By measuring levels of atmospheric carbon dioxide, the OCO could provide baseline emissions data and act as a proof-of-concept that carbon sources and sinks can be monitored from space. The observatory would measure CO2 changes to a precision of 1 part per million at a resolution of about 3 square kilometres — nearly 30 times that of the Japanese Greenhouse gases Observing Satellite ... which launched in January. Replacing the OCO will cost about the same as the original $280-million mission, says Crisp; if funding continues to be granted, the observatory could be launched as early as 2013.
That would require a much bigger budget for fiscal year 2011, but because NASA is one of several science agencies not included in a targeted doubling of basic-science funding ... it may well face a flat budget next year. "Or worse," says Moore."

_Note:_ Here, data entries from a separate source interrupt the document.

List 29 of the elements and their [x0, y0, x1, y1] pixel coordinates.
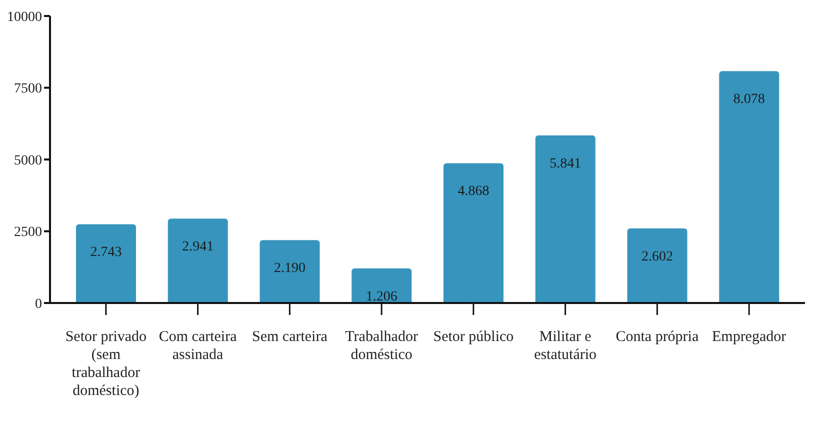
data-label: 8.078 [733, 92, 765, 108]
y-tick-label: 10000 [7, 10, 42, 25]
bar [352, 268, 412, 303]
x-tick-label: Com carteira assinada [158, 329, 238, 363]
x-tick-label: Sem carteira [252, 329, 328, 345]
bar [627, 228, 688, 303]
data-label: 2.602 [642, 249, 673, 264]
y-tick-label: 2500 [14, 225, 42, 240]
bar [444, 163, 504, 303]
bar [168, 218, 228, 303]
data-label: 2.190 [274, 261, 306, 276]
bar [260, 240, 320, 303]
x-tick-label: Trabalhador doméstico [345, 329, 418, 363]
x-tick-label: Setor público [433, 329, 514, 345]
x-tick-label: Empregador [712, 329, 786, 345]
data-label: 2.941 [182, 240, 214, 255]
bar [76, 224, 136, 303]
y-tick-label: 5000 [14, 153, 42, 168]
data-label: 4.868 [458, 184, 490, 200]
data-label: 2.743 [90, 245, 122, 260]
x-tick-label: Militar e estatutário [534, 329, 597, 363]
x-tick-label: Setor privado (sem trabalhador doméstico) [65, 329, 147, 399]
y-tick-label: 7500 [14, 82, 42, 97]
data-label: 1.206 [366, 289, 398, 304]
x-tick-label: Conta própria [616, 329, 699, 345]
bar [719, 71, 780, 303]
y-tick-label: 0 [35, 296, 42, 312]
data-label: 5.841 [550, 156, 582, 172]
bar [535, 135, 596, 303]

"And the Chinese refusal to accept verification measures could also lead to calls for punitive tariffs on Chinese goods coming into the United States. The House bill allows for the imposition of tariffs on goods from countries that do not constrain their carbon output. A group of 10 Democratic senators wrote to Mr. Obama two weeks ago warning that the Senate would not ratify any treaty that did not protect American industry from foreign competitors who do not have to meet global warming emissions limits.
That threat could, paradoxically, help drive the Chinese to cement a deal here, an American official said. “Their No. 1 motivation is to avoid border tariffs,” the official said."
Or it could drive the Chinese towards a Japanese position in 1936-1941! The Chinese have a reasonable position for a country which is developing. Verification has and will remain a sticky point if it requires access to the sovereign territory of a nation. Especially is such intrusion would by necessity have to be as excessive as one imagine for CO2 monitoring. Japan did not like the pushing around it got in the 1930s and that in some ways led to the ability of the military to take control. I am NOT saying that the US forced Japan into its grossly immoral acts but that it may very well have set the stage for those who did.
Hopefully we are not as reckless with China, a nation which holds our debt! Verification is always intrusive. It means that you do not trust the other. That may be true but ironically the level of trust must be high before verification can work Ironic, but the old "trust but verify" of Reagan was really the equivalent of the old dictum, "Don't trust anyone, not even your father!"